Define what loyalty means for your business
Start by considering what loyalty means in your business. It can be defined as customers spending more money in your business. Or, you might define loyalty as wanting customers to spend more frequently with your business.
Or, perhaps it means you want your customers to refer your business to others. Either way, a carefully constructed loyalty program can achieve all of the above.
Loyalty program experts and loyalty managers say that loyalty is rewarded when the shopping experience is truly unique for the consumer.
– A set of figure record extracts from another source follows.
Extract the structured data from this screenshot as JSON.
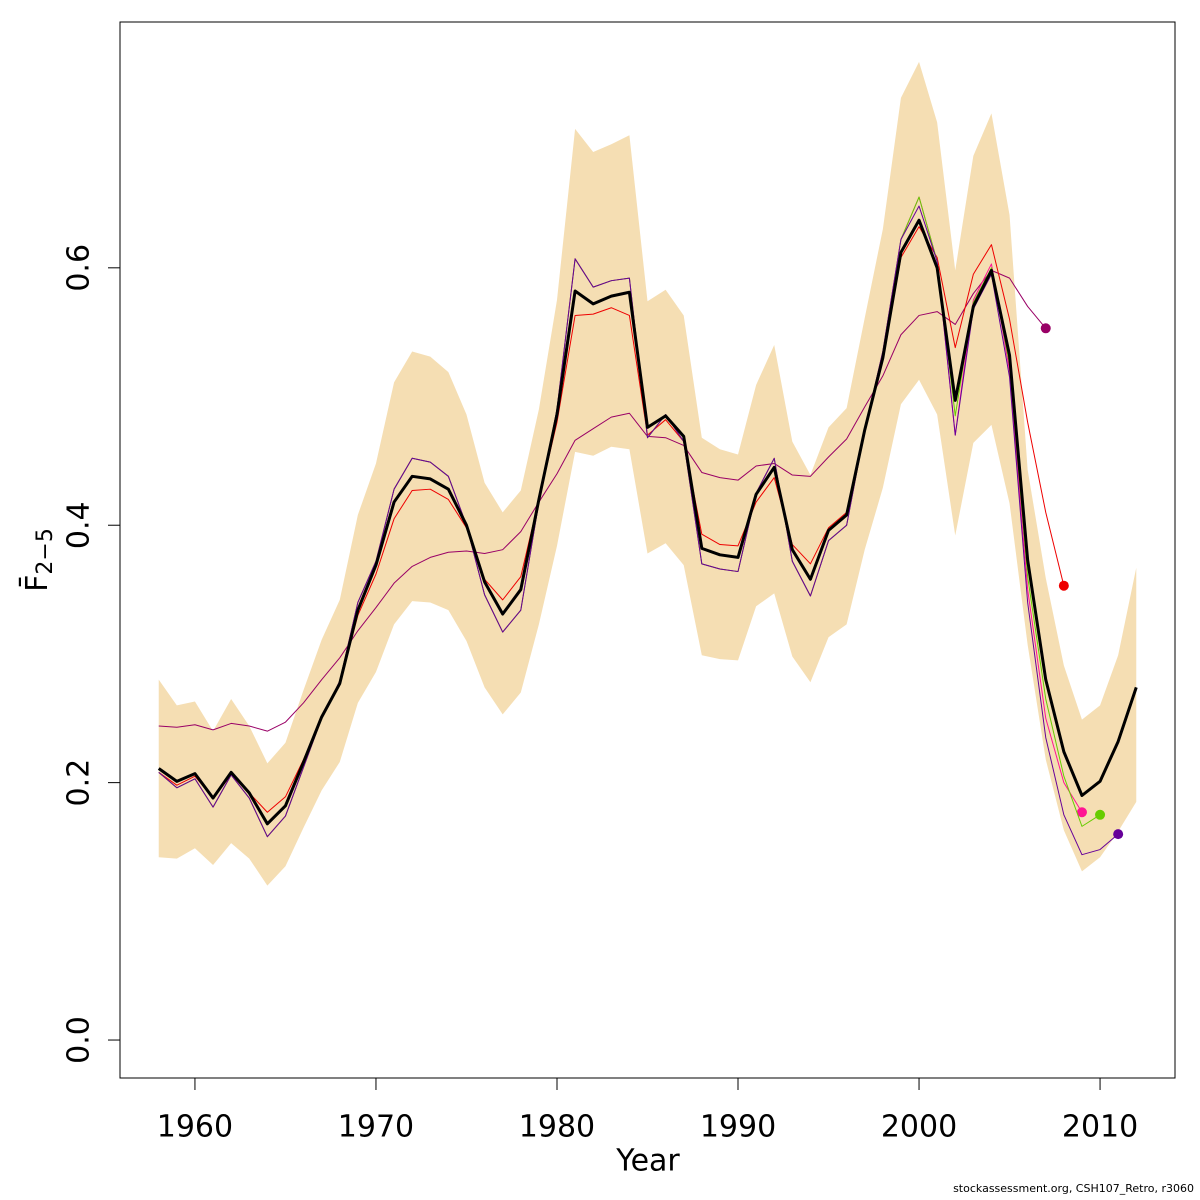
{
  "chart_data": {
    "type": "line",
    "xlabel": "Year",
    "ylabel": "F̄",
    "ylabel_subscript": "2−5",
    "footnote": "stockassessment.org, CSH107_Retro, r3060",
    "x": [
      1958,
      1959,
      1960,
      1961,
      1962,
      1963,
      1964,
      1965,
      1966,
      1967,
      1968,
      1969,
      1970,
      1971,
      1972,
      1973,
      1974,
      1975,
      1976,
      1977,
      1978,
      1979,
      1980,
      1981,
      1982,
      1983,
      1984,
      1985,
      1986,
      1987,
      1988,
      1989,
      1990,
      1991,
      1992,
      1993,
      1994,
      1995,
      1996,
      1997,
      1998,
      1999,
      2000,
      2001,
      2002,
      2003,
      2004,
      2005,
      2006,
      2007,
      2008,
      2009,
      2010,
      2011,
      2012
    ],
    "xlim": [
      1955.86,
      2014.14
    ],
    "xticks": [
      1960,
      1970,
      1980,
      1990,
      2000,
      2010
    ],
    "ylim": [
      -0.0295,
      0.791
    ],
    "yticks": [
      {
        "value": 0,
        "label": "0.0"
      },
      0.2,
      0.4,
      0.6
    ],
    "band": {
      "color": "#f5deb3",
      "upper": [
        0.28,
        0.26,
        0.263,
        0.24,
        0.265,
        0.244,
        0.215,
        0.231,
        0.272,
        0.311,
        0.342,
        0.408,
        0.448,
        0.511,
        0.535,
        0.531,
        0.519,
        0.486,
        0.433,
        0.41,
        0.427,
        0.49,
        0.575,
        0.708,
        0.69,
        0.696,
        0.703,
        0.574,
        0.583,
        0.563,
        0.468,
        0.459,
        0.455,
        0.509,
        0.54,
        0.465,
        0.439,
        0.476,
        0.491,
        0.561,
        0.63,
        0.732,
        0.76,
        0.713,
        0.598,
        0.687,
        0.72,
        0.641,
        0.443,
        0.359,
        0.291,
        0.249,
        0.26,
        0.299,
        0.367
      ],
      "lower": [
        0.142,
        0.141,
        0.149,
        0.136,
        0.153,
        0.141,
        0.12,
        0.135,
        0.165,
        0.194,
        0.216,
        0.262,
        0.286,
        0.323,
        0.341,
        0.34,
        0.334,
        0.31,
        0.274,
        0.253,
        0.27,
        0.323,
        0.384,
        0.457,
        0.454,
        0.461,
        0.459,
        0.378,
        0.386,
        0.369,
        0.299,
        0.296,
        0.295,
        0.337,
        0.347,
        0.298,
        0.278,
        0.313,
        0.323,
        0.381,
        0.429,
        0.494,
        0.513,
        0.486,
        0.392,
        0.464,
        0.478,
        0.417,
        0.307,
        0.218,
        0.163,
        0.131,
        0.142,
        0.162,
        0.185
      ]
    },
    "series": [
      {
        "color": "#990066",
        "end_marker": true,
        "values": [
          0.244,
          0.243,
          0.245,
          0.241,
          0.246,
          0.244,
          0.24,
          0.247,
          0.262,
          0.28,
          0.297,
          0.318,
          0.336,
          0.355,
          0.368,
          0.375,
          0.379,
          0.38,
          0.378,
          0.381,
          0.395,
          0.418,
          0.44,
          0.466,
          0.475,
          0.484,
          0.487,
          0.469,
          0.468,
          0.462,
          0.441,
          0.437,
          0.435,
          0.446,
          0.448,
          0.439,
          0.438,
          0.453,
          0.467,
          0.492,
          0.516,
          0.548,
          0.563,
          0.566,
          0.556,
          0.58,
          0.598,
          0.592,
          0.57,
          0.553,
          null,
          null,
          null,
          null,
          null
        ]
      },
      {
        "color": "#ee0000",
        "end_marker": true,
        "values": [
          0.208,
          0.198,
          0.205,
          0.188,
          0.206,
          0.192,
          0.177,
          0.189,
          0.218,
          0.25,
          0.277,
          0.33,
          0.362,
          0.405,
          0.427,
          0.428,
          0.42,
          0.398,
          0.358,
          0.342,
          0.36,
          0.42,
          0.48,
          0.563,
          0.564,
          0.569,
          0.563,
          0.47,
          0.482,
          0.465,
          0.393,
          0.385,
          0.384,
          0.418,
          0.437,
          0.385,
          0.37,
          0.398,
          0.41,
          0.474,
          0.53,
          0.608,
          0.632,
          0.608,
          0.538,
          0.595,
          0.618,
          0.56,
          0.48,
          0.41,
          0.353,
          null,
          null,
          null,
          null
        ]
      },
      {
        "color": "#ff1493",
        "end_marker": true,
        "values": [
          0.208,
          0.196,
          0.203,
          0.181,
          0.206,
          0.188,
          0.158,
          0.174,
          0.212,
          0.25,
          0.279,
          0.34,
          0.372,
          0.428,
          0.452,
          0.449,
          0.438,
          0.4,
          0.346,
          0.317,
          0.334,
          0.418,
          0.49,
          0.607,
          0.585,
          0.59,
          0.592,
          0.468,
          0.486,
          0.465,
          0.37,
          0.366,
          0.364,
          0.425,
          0.452,
          0.372,
          0.345,
          0.388,
          0.4,
          0.474,
          0.535,
          0.622,
          0.655,
          0.605,
          0.47,
          0.575,
          0.603,
          0.52,
          0.35,
          0.25,
          0.2,
          0.177,
          null,
          null,
          null
        ]
      },
      {
        "color": "#66cc00",
        "end_marker": true,
        "values": [
          0.208,
          0.196,
          0.203,
          0.181,
          0.206,
          0.188,
          0.158,
          0.174,
          0.212,
          0.25,
          0.279,
          0.34,
          0.372,
          0.428,
          0.452,
          0.449,
          0.438,
          0.4,
          0.346,
          0.317,
          0.334,
          0.418,
          0.49,
          0.607,
          0.585,
          0.59,
          0.592,
          0.468,
          0.486,
          0.465,
          0.37,
          0.366,
          0.364,
          0.425,
          0.452,
          0.372,
          0.345,
          0.388,
          0.4,
          0.474,
          0.535,
          0.622,
          0.655,
          0.605,
          0.485,
          0.573,
          0.6,
          0.525,
          0.36,
          0.265,
          0.205,
          0.166,
          0.175,
          null,
          null
        ]
      },
      {
        "color": "#660099",
        "end_marker": true,
        "values": [
          0.208,
          0.196,
          0.203,
          0.181,
          0.206,
          0.188,
          0.158,
          0.174,
          0.212,
          0.25,
          0.279,
          0.34,
          0.372,
          0.428,
          0.452,
          0.449,
          0.438,
          0.4,
          0.346,
          0.317,
          0.334,
          0.418,
          0.49,
          0.607,
          0.585,
          0.59,
          0.592,
          0.468,
          0.486,
          0.465,
          0.37,
          0.366,
          0.364,
          0.425,
          0.452,
          0.372,
          0.345,
          0.388,
          0.4,
          0.474,
          0.535,
          0.622,
          0.648,
          0.605,
          0.47,
          0.568,
          0.595,
          0.515,
          0.34,
          0.235,
          0.175,
          0.144,
          0.148,
          0.16,
          null
        ]
      },
      {
        "color": "#000000",
        "end_marker": false,
        "values": [
          0.211,
          0.201,
          0.207,
          0.188,
          0.208,
          0.192,
          0.168,
          0.182,
          0.216,
          0.251,
          0.277,
          0.334,
          0.369,
          0.418,
          0.438,
          0.436,
          0.428,
          0.4,
          0.356,
          0.331,
          0.35,
          0.42,
          0.486,
          0.582,
          0.572,
          0.578,
          0.581,
          0.476,
          0.485,
          0.469,
          0.382,
          0.377,
          0.375,
          0.424,
          0.445,
          0.381,
          0.358,
          0.396,
          0.408,
          0.474,
          0.53,
          0.612,
          0.637,
          0.6,
          0.497,
          0.57,
          0.598,
          0.532,
          0.373,
          0.28,
          0.224,
          0.19,
          0.201,
          0.232,
          0.274
        ]
      }
    ]
  }
}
Meanwhile, customer service, of course, plays a part, with businesses that consistently offering exemplary service often finding it easier to engender loyalty.
Get to know your customer
Businesses that take the trouble to get to know their customer and undertake micro-marketing to specific groups of customers have far more success than those who don’t.
But bear in mind that as brands proliferate in each category, modern-day customers won’t to put up with anything that a loyalty program that isn’t authentic.
Measure and monitor
Businesses need to keep in mind that loyalty programs don’t run themselves. They need to be constantly reviewed and refreshed. Measuring and monitoring what is working is also critical.
Once you’ve got one in place, they can be difficult to remove from your business strategy, this means you need to be in it for the long haul!
Meanwhile, businesses with an existing loyalty program in place should consider refreshing their loyalty program to ensure they’re getting the most out of it.